How Coinbase Builds and Deploys Blockchain Nodes with Snapchain
The article explains Coinbase’s unique security and infrastructure requirements for blockchain nodes, describes the challenges of blue‑green deployments, and details the Snapchain system built on AWS that enables fast, reliable snapshot‑based node provisioning, upgrades, and high‑availability scaling.
Since 2019 the rapid evolution of cryptocurrencies has drawn worldwide attention, prompting Coinbase to design a resilient blockchain infrastructure that can quickly adapt to change; this article outlines their approach.
Coinbase’s infrastructure has distinctive security needs: each server runs for less than 30 days and is immutable, and most applications are deployed via simple blue‑green deployments of 12‑factor apps behind a load balancer, but blockchain node deployment adds extra complexity.
Blockchain nodes monitor, validate, and forward network state updates, acting as the eyes and ears of cryptocurrency networks; they are essential for inbound transfers to Coinbase and outbound transfers from Coinbase, making effective node management critical to core business operations.
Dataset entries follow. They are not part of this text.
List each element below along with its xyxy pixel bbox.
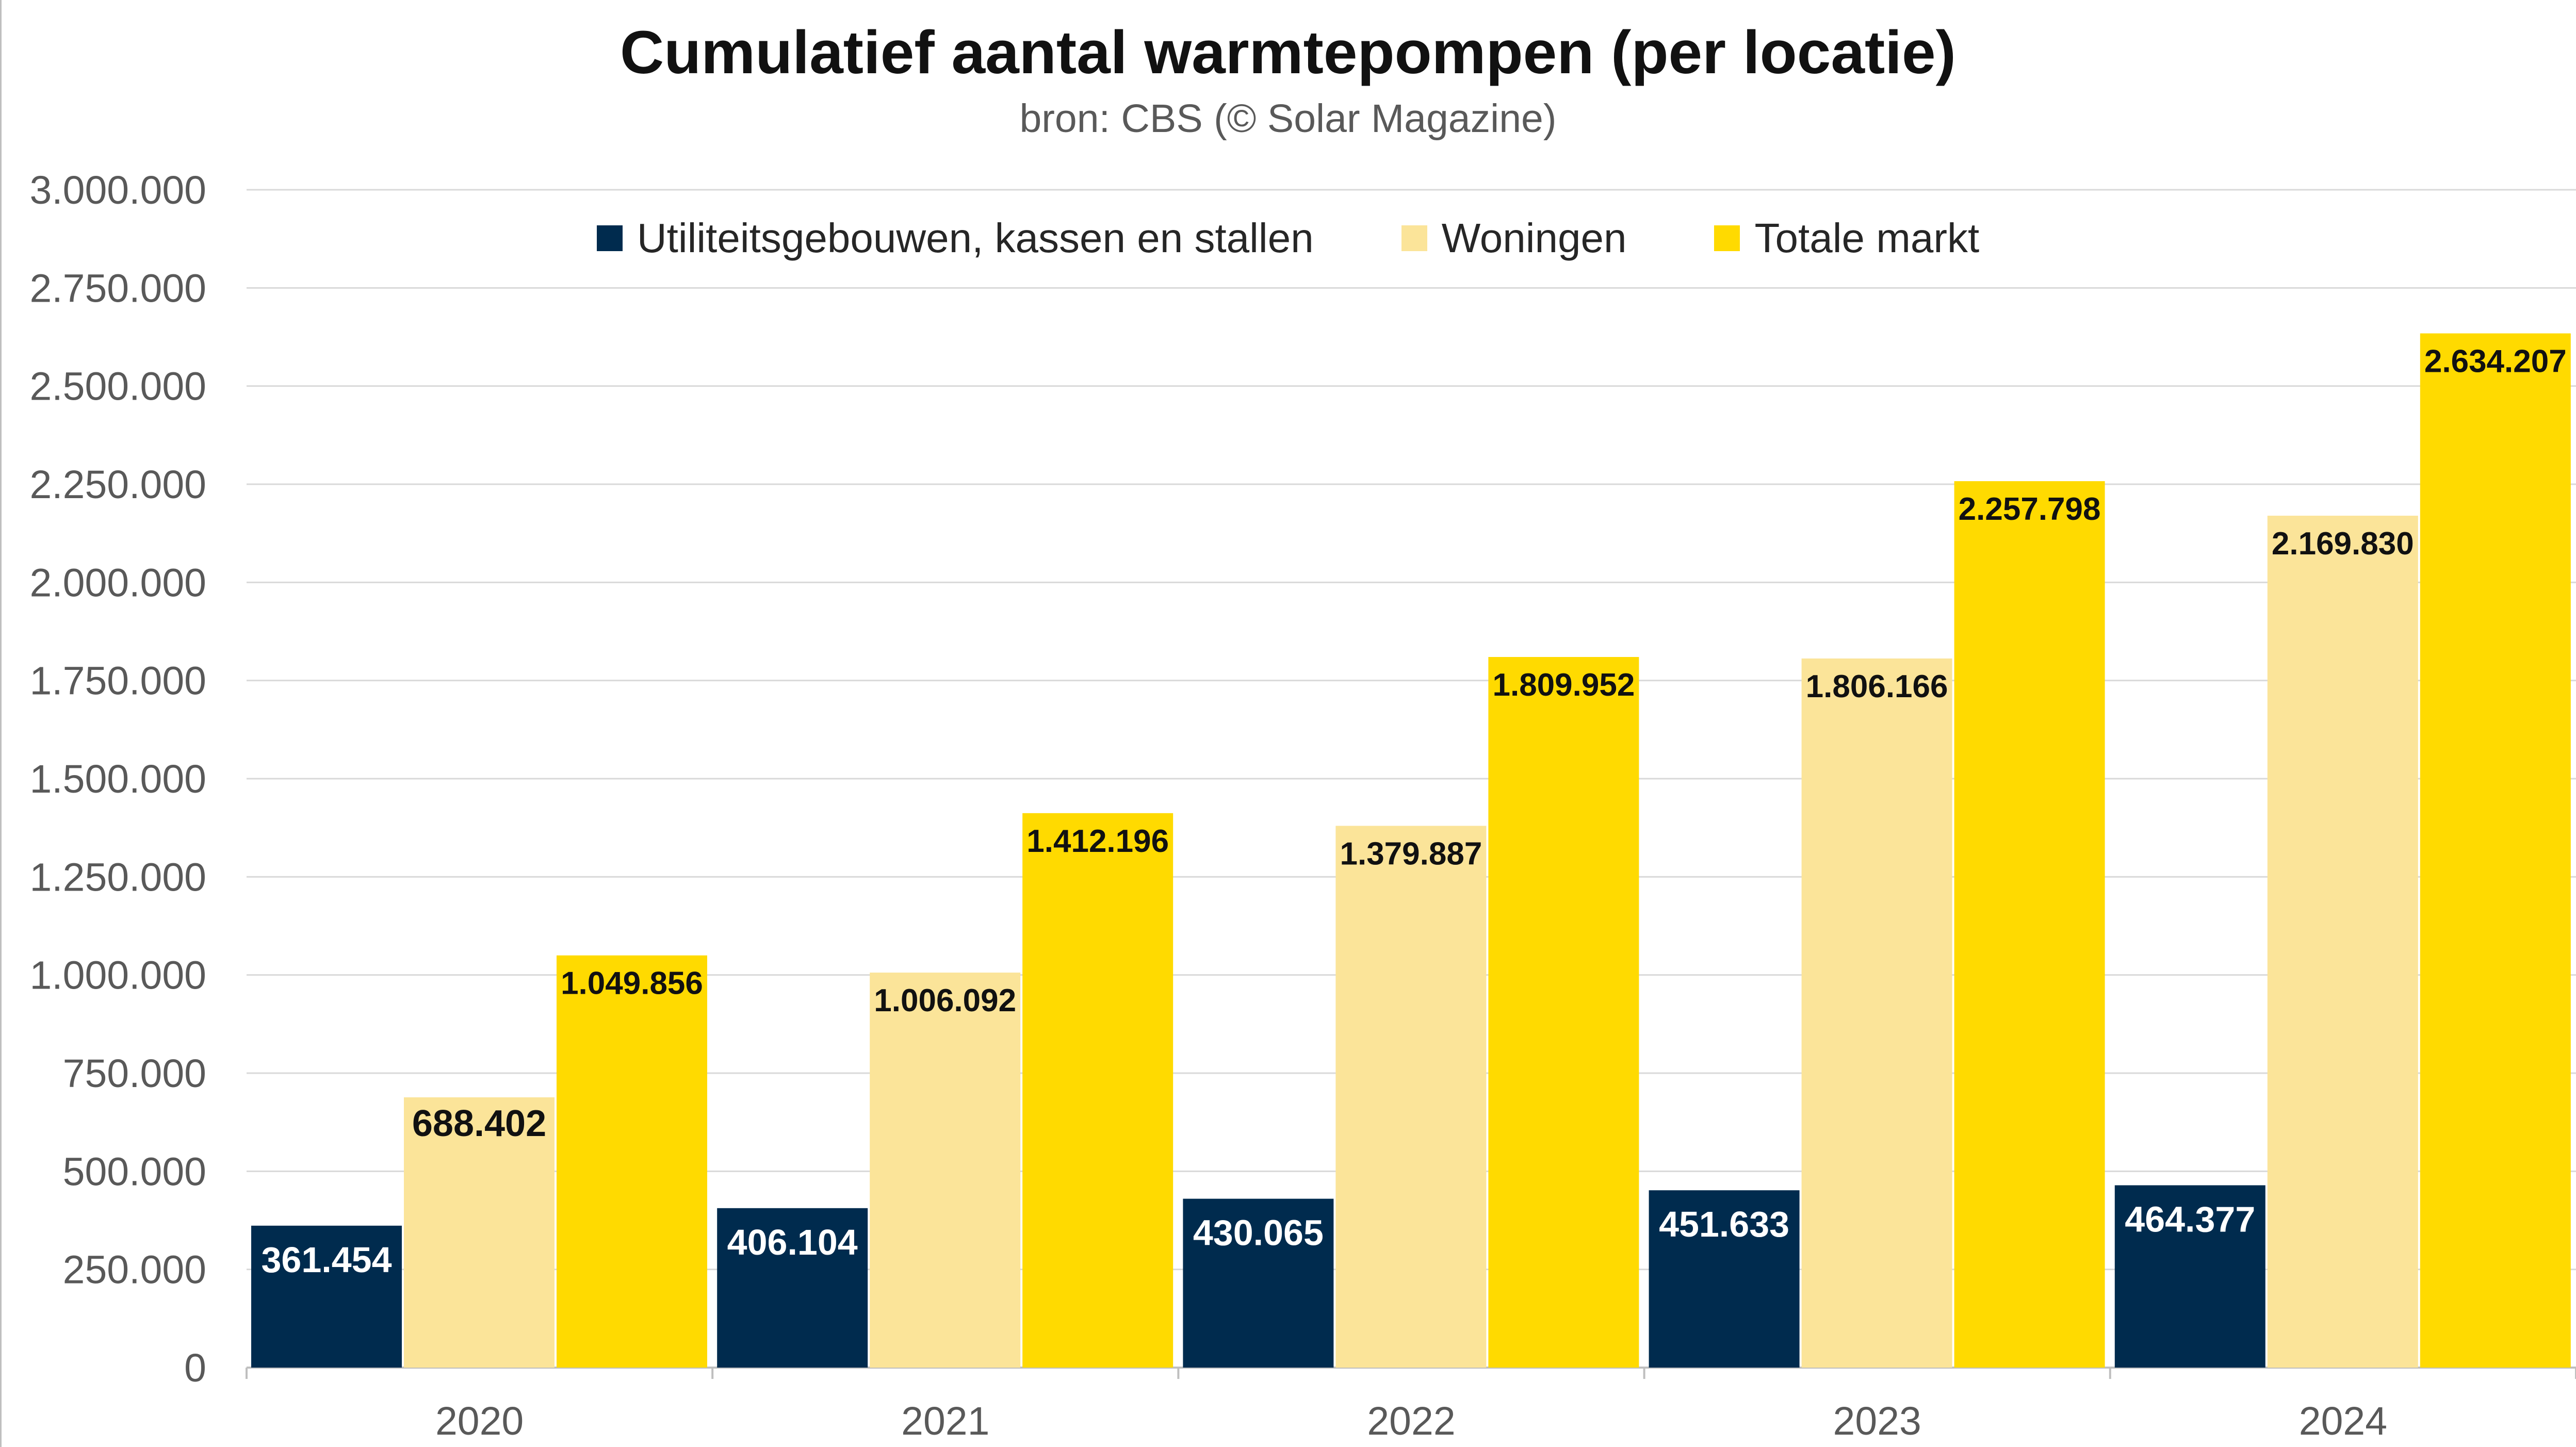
legend-swatch-utiliteit [596,225,623,251]
data-label: 430.065 [1193,1213,1324,1253]
legend-item-utiliteit: Utiliteitsgebouwen, kassen en stallen [596,215,1314,262]
data-label: 406.104 [727,1222,858,1262]
bar [870,973,1021,1368]
legend-label-totale-markt: Totale markt [1754,215,1980,261]
x-tick-label: 2022 [1367,1399,1455,1443]
chart-title: Cumulatief aantal warmtepompen (per loca… [620,19,1956,87]
chart-subtitle: bron: CBS (© Solar Magazine) [1019,96,1557,141]
bar [1649,1190,1800,1368]
data-label: 464.377 [2125,1199,2255,1239]
data-label: 451.633 [1659,1204,1789,1244]
legend-label-woningen: Woningen [1441,215,1627,261]
legend-item-totale-markt: Totale markt [1714,215,1979,262]
bar [1801,658,1952,1368]
y-tick-label: 750.000 [63,1051,206,1096]
y-tick-label: 2.750.000 [29,266,206,310]
x-tick-label: 2021 [901,1399,989,1443]
y-tick-label: 1.250.000 [29,855,206,899]
legend-swatch-woningen [1401,225,1427,251]
data-label: 1.806.166 [1806,669,1948,704]
y-tick-label: 3.000.000 [29,168,206,212]
chart-legend: Utiliteitsgebouwen, kassen en stallen Wo… [0,215,2576,262]
bar [1488,657,1639,1368]
bar [1335,826,1487,1368]
bar [251,1225,402,1368]
y-tick-label: 2.500.000 [29,365,206,409]
y-tick-label: 0 [184,1346,206,1390]
y-tick-label: 1.500.000 [29,757,206,801]
x-tick-label: 2024 [2299,1399,2387,1443]
bar [1954,481,2105,1368]
bar [717,1208,868,1368]
y-tick-label: 1.000.000 [29,953,206,998]
data-label: 688.402 [412,1103,546,1144]
y-tick-label: 250.000 [63,1248,206,1292]
bar [404,1097,555,1368]
legend-swatch-totale-markt [1714,225,1740,251]
bar [2420,333,2571,1368]
bar [1022,813,1173,1368]
data-label: 1.379.887 [1340,836,1482,872]
data-label: 2.169.830 [2272,526,2414,562]
data-label: 2.634.207 [2424,343,2567,379]
data-label: 1.412.196 [1026,824,1169,859]
bar [557,955,707,1368]
data-label: 1.049.856 [561,966,703,1001]
bar [2114,1185,2265,1368]
bar [2267,516,2418,1368]
data-label: 2.257.798 [1959,491,2101,527]
y-tick-label: 500.000 [63,1149,206,1194]
x-tick-label: 2020 [435,1399,524,1443]
bar [1183,1198,1334,1368]
x-tick-label: 2023 [1833,1399,1921,1443]
y-tick-label: 2.000.000 [29,561,206,605]
data-label: 1.006.092 [874,983,1016,1018]
y-tick-label: 2.250.000 [29,463,206,507]
data-label: 361.454 [261,1240,392,1280]
y-tick-label: 1.750.000 [29,659,206,703]
data-label: 1.809.952 [1492,667,1635,703]
legend-item-woningen: Woningen [1401,215,1627,262]
legend-label-utiliteit: Utiliteitsgebouwen, kassen en stallen [637,215,1314,261]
At a high level, deploying a blockchain node starts with launching an EC2 instance and running the node’s binary.
Once the node starts, it connects to other peers in the network.
The node then synchronizes data from those peers.
The first block is transferred and the new node validates it.
Subsequent blocks continue to be sent until the entire chain is transferred, verified, and fully synchronized.
Full nodes store the complete blockchain on disk, often requiring hundreds of gigabytes and weeks to sync; performing a full sync for every deployment is neither safe nor practical, so Coinbase created Snapchain, a backup and deployment system.
Snapchain defines two node types: snapshot nodes that fully sync the chain and produce an EBS volume snapshot, and long‑lived nodes that can be launched from those snapshots in minutes, enabling rapid deployment for version upgrades, network events, or new configurations.
Because Snapchain runs on AWS, it can be scaled with a Network Load Balancer (NLB), which provides static IPs, dynamic scaling, and blue/green deployment capabilities.
The upgrade process (e.g., from version 1.0.0 to 1.1.0) involves placing nodes behind the NLB, running the blockchain binary to provide APIs and sync data, and then deploying new instances across multiple Availability Zones for redundancy.
New instances are launched, health‑checked, and added to the NLB; after passing checks, traffic is switched to the new version.
Once the new nodes are healthy, they are attached to the NLB, and the load balancer is switched to route traffic to the upgraded nodes.
The final result is an upgraded blockchain node behind the NLB.
Snapchain is deliberately blockchain‑agnostic; its primary design goal is to minimize blockchain‑specific code and infrastructure, allowing Coinbase to add new blockchain nodes more quickly.